「辞めてもらう」という相談

 産業医の仕事をしているうえで、「〇〇さんを辞めさせたいんですけど」という相談が来ることがあります。

 できる限り適性を考慮したうえで、会社にとどめることを検討したいものの、適性が合わない場合、職種限定での契約の場合は退職という選択肢も出てきます。

会社が合理的に考えられるかどうか

 労務が機能している場合は営業成績・クレーム件数など客観的な評価を含めて判断します。研修での到達度などを準備している場合もあります。

 産業保健に相談が来る場合は労務が機能していないケースが多いです。労務の問題が健康問題に移って理由を考える、会社の各人の役割が機能していないことが原因にもなります。

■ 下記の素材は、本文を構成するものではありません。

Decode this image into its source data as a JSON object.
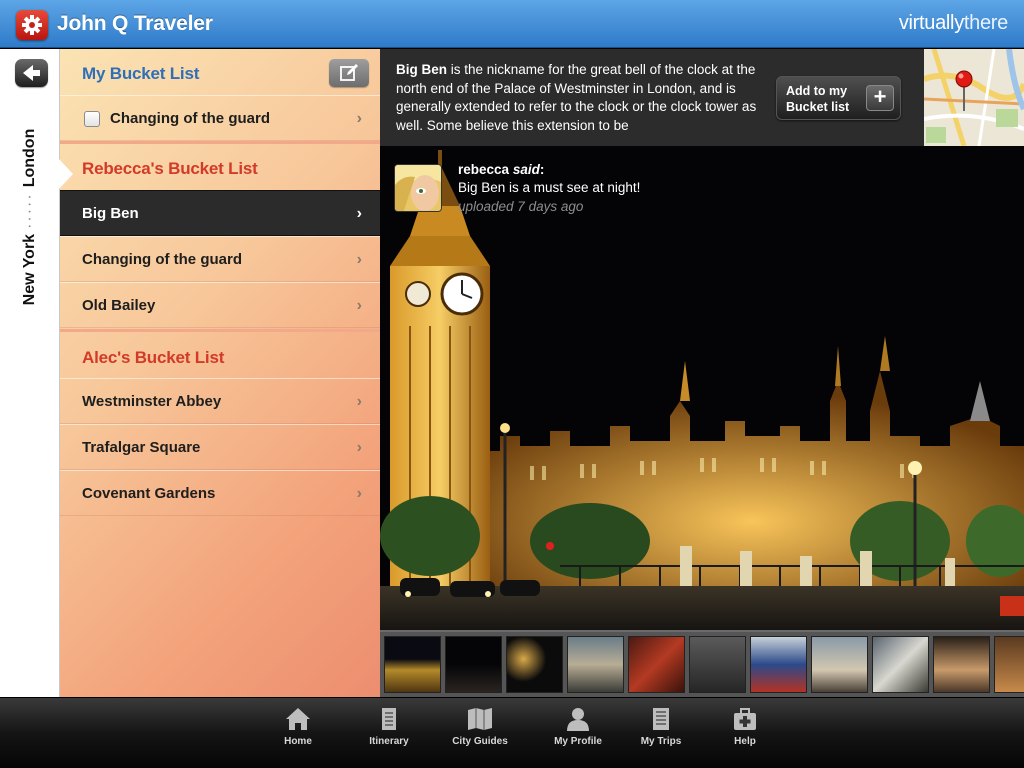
{
  "header": {
    "app_title": "John Q Traveler",
    "brand_part1": "virtually",
    "brand_part2": "there",
    "brand_color": "#2f7bc9",
    "icon": "gear-icon"
  },
  "location": {
    "from": "New York",
    "separator": "·····",
    "to": "London",
    "back_icon": "back-arrow-icon"
  },
  "bucket": {
    "my": {
      "title": "My Bucket List",
      "title_color": "#2f6fb8",
      "edit_icon": "compose-icon",
      "items": [
        {
          "label": "Changing of the guard",
          "checked": false
        }
      ]
    },
    "rebecca": {
      "title": "Rebecca's Bucket List",
      "title_color": "#d23a2a",
      "items": [
        {
          "label": "Big Ben",
          "selected": true
        },
        {
          "label": "Changing of the guard"
        },
        {
          "label": "Old Bailey"
        }
      ]
    },
    "alec": {
      "title": "Alec's Bucket List",
      "title_color": "#d23a2a",
      "items": [
        {
          "label": "Westminster Abbey"
        },
        {
          "label": "Trafalgar Square"
        },
        {
          "label": "Covenant Gardens"
        }
      ]
    },
    "chevron": "›"
  },
  "info": {
    "subject": "Big Ben",
    "description": " is the nickname for the great bell of the clock at the north end of the Palace of Westminster in London, and is generally extended to refer to the clock or the clock tower as well. Some believe this extension to be",
    "add_button": "Add to my Bucket list",
    "add_icon": "plus-icon",
    "map_icon": "map-pin-icon"
  },
  "comment": {
    "user": "rebecca",
    "verb": "said",
    "colon": ":",
    "text": "Big Ben is a must see at night!",
    "time": "uploaded 7 days ago"
  },
  "tabs": [
    {
      "label": "Home",
      "icon": "home-icon"
    },
    {
      "label": "Itinerary",
      "icon": "itinerary-icon"
    },
    {
      "label": "City Guides",
      "icon": "city-guides-icon"
    },
    {
      "label": "My Profile",
      "icon": "profile-icon"
    },
    {
      "label": "My Trips",
      "icon": "trips-icon"
    },
    {
      "label": "Help",
      "icon": "help-icon"
    }
  ]
}
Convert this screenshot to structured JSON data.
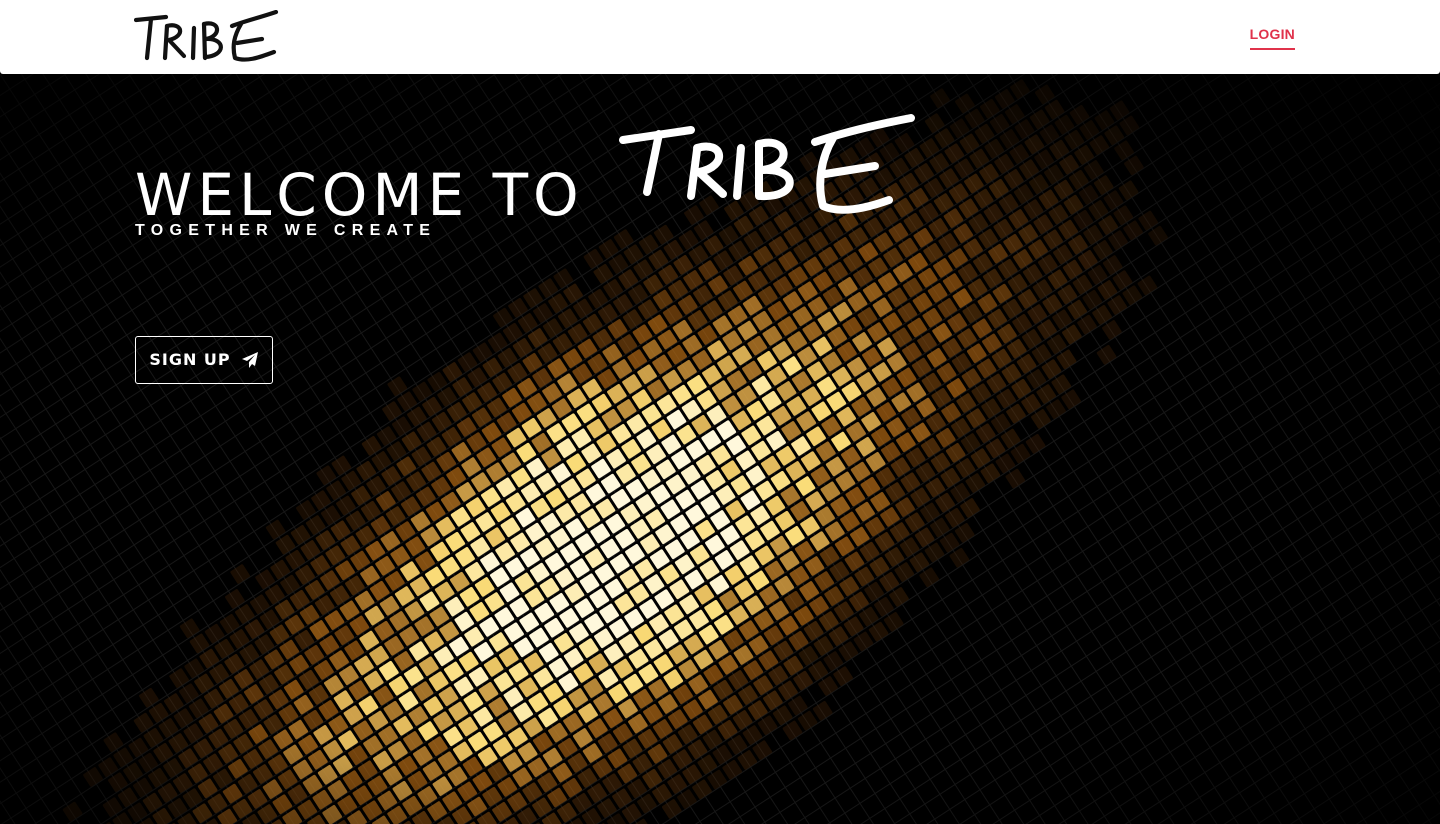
{
  "navbar": {
    "brand_logo_text": "TRIBE",
    "login_label": "LOGIN"
  },
  "hero": {
    "welcome_prefix": "WELCOME TO",
    "welcome_brand": "TRIBE",
    "tagline": "TOGETHER WE CREATE",
    "signup_label": "SIGN UP",
    "signup_icon": "paper-plane-icon"
  },
  "colors": {
    "accent": "#e0324b",
    "navbar_bg": "#ffffff",
    "hero_bg": "#000000",
    "text_light": "#ffffff",
    "tile_gold": "#e8a528"
  }
}
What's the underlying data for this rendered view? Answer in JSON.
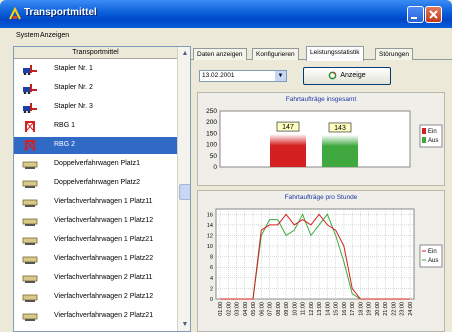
{
  "window": {
    "title": "Transportmittel"
  },
  "menu": {
    "items": [
      "System",
      "Anzeigen"
    ]
  },
  "tree": {
    "header": "Transportmittel",
    "items": [
      {
        "label": "Stapler Nr. 1",
        "icon": "forklift-icon",
        "selected": false
      },
      {
        "label": "Stapler Nr. 2",
        "icon": "forklift-icon",
        "selected": false
      },
      {
        "label": "Stapler Nr. 3",
        "icon": "forklift-icon",
        "selected": false
      },
      {
        "label": "RBG 1",
        "icon": "crane-icon",
        "selected": false
      },
      {
        "label": "RBG 2",
        "icon": "crane-icon",
        "selected": true
      },
      {
        "label": "Doppelverfahrwagen Platz1",
        "icon": "shuttle-icon",
        "selected": false
      },
      {
        "label": "Doppelverfahrwagen Platz2",
        "icon": "shuttle-icon",
        "selected": false
      },
      {
        "label": "Vierfachverfahrwagen 1 Platz11",
        "icon": "shuttle-icon",
        "selected": false
      },
      {
        "label": "Vierfachverfahrwagen 1 Platz12",
        "icon": "shuttle-icon",
        "selected": false
      },
      {
        "label": "Vierfachverfahrwagen 1 Platz21",
        "icon": "shuttle-icon",
        "selected": false
      },
      {
        "label": "Vierfachverfahrwagen 1 Platz22",
        "icon": "shuttle-icon",
        "selected": false
      },
      {
        "label": "Vierfachverfahrwagen 2 Platz11",
        "icon": "shuttle-icon",
        "selected": false
      },
      {
        "label": "Vierfachverfahrwagen 2 Platz12",
        "icon": "shuttle-icon",
        "selected": false
      },
      {
        "label": "Vierfachverfahrwagen 2 Platz21",
        "icon": "shuttle-icon",
        "selected": false
      }
    ]
  },
  "tabs": [
    "Daten anzeigen",
    "Konfigurieren",
    "Leistungsstatistik",
    "Störungen"
  ],
  "active_tab": 2,
  "controls": {
    "date": "13.02.2001",
    "show_button": "Anzeige"
  },
  "colors": {
    "ein": "#d42020",
    "aus": "#3fa83f",
    "title_blue": "#0a5fd8",
    "selection": "#316ac5"
  },
  "chart_data": [
    {
      "type": "bar",
      "title": "Fahrtaufträge insgesamt",
      "categories": [
        "Ein",
        "Aus"
      ],
      "values": [
        147,
        143
      ],
      "series": [
        {
          "name": "Ein",
          "values": [
            147
          ]
        },
        {
          "name": "Aus",
          "values": [
            143
          ]
        }
      ],
      "yticks": [
        "250",
        "200",
        "150",
        "100",
        "50",
        "0"
      ],
      "ylim": [
        0,
        250
      ],
      "legend": "right"
    },
    {
      "type": "line",
      "title": "Fahrtaufträge pro Stunde",
      "x": [
        "01:00",
        "02:00",
        "03:00",
        "04:00",
        "05:00",
        "06:00",
        "07:00",
        "08:00",
        "09:00",
        "10:00",
        "11:00",
        "12:00",
        "13:00",
        "14:00",
        "15:00",
        "16:00",
        "17:00",
        "18:00",
        "19:00",
        "20:00",
        "21:00",
        "22:00",
        "23:00",
        "24:00"
      ],
      "yticks": [
        "16",
        "14",
        "12",
        "10",
        "8",
        "6",
        "4",
        "2",
        "0"
      ],
      "ylim": [
        0,
        17
      ],
      "series": [
        {
          "name": "Ein",
          "values": [
            0,
            0,
            0,
            0,
            0,
            13,
            14,
            14,
            16,
            14,
            15,
            14,
            16,
            14,
            13,
            10,
            2,
            0,
            0,
            0,
            0,
            0,
            0,
            0
          ]
        },
        {
          "name": "Aus",
          "values": [
            0,
            0,
            0,
            0,
            0,
            12,
            15,
            15,
            12,
            13,
            16,
            12,
            14,
            16,
            12,
            7,
            1,
            0,
            0,
            0,
            0,
            0,
            0,
            0
          ]
        }
      ],
      "legend": "right",
      "grid": true
    }
  ]
}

 転職してきた方々の試用期間評価はやや厳しくなります。健康上の問題で休みが多くなる場合、今後は適応していくうちに休みが減っていく見込みがあるのか、休みを繰り返していくことが予想されるのかなどを判断します。会社側でギリギリだけど契約しても、違う職場が見つかった場合はためらわず辞めていくことが予想されます。職場が許容して残したとしても、突然やめることも想定しなければなりません。

 以下のようなことを契約更新面談で尋ねることを想定しています。労務など実際の人事を行う担当者より外野のほうが話が出ることはよくあります。

健康上の問題

  • 現在の体調
  • 既往歴:喘息、アレルギー性疾患、腹痛など身体表現性障害にかかわる病気は注意
  • 家族背景:家族の状況、配偶者の仕事状況

業務上の問題

  • 前職:前職の業務内容・業務歴、転職理由
  • 現在の業務への思い:職場の雰囲気、忙しさの主観的評価
  • 通勤:通勤時間と手段、通勤中の体調不良の有無

 話の内容から、本人の性格傾向を考えます。適職でなさそうな場合はほかの職種に移すことを検討しますが、契約上業務を移せない場合があり、その時は退職の話も出してみます。

 会社から辞めてもらう、ということは悪いことばかりではなく、会社から伝えることで現実着地につながることもあります。

 上にも述べましたが、本来は労務が到達度を基準に考える問題であり、産業保健が健康状態を理由に辞めさせるのはおかしな話で差別にもつながります。あくまで本人の将来的に残すのが幸せか、残さないのが幸せかを考えたうえで本人や職場に伝えるに過ぎないものと考えています。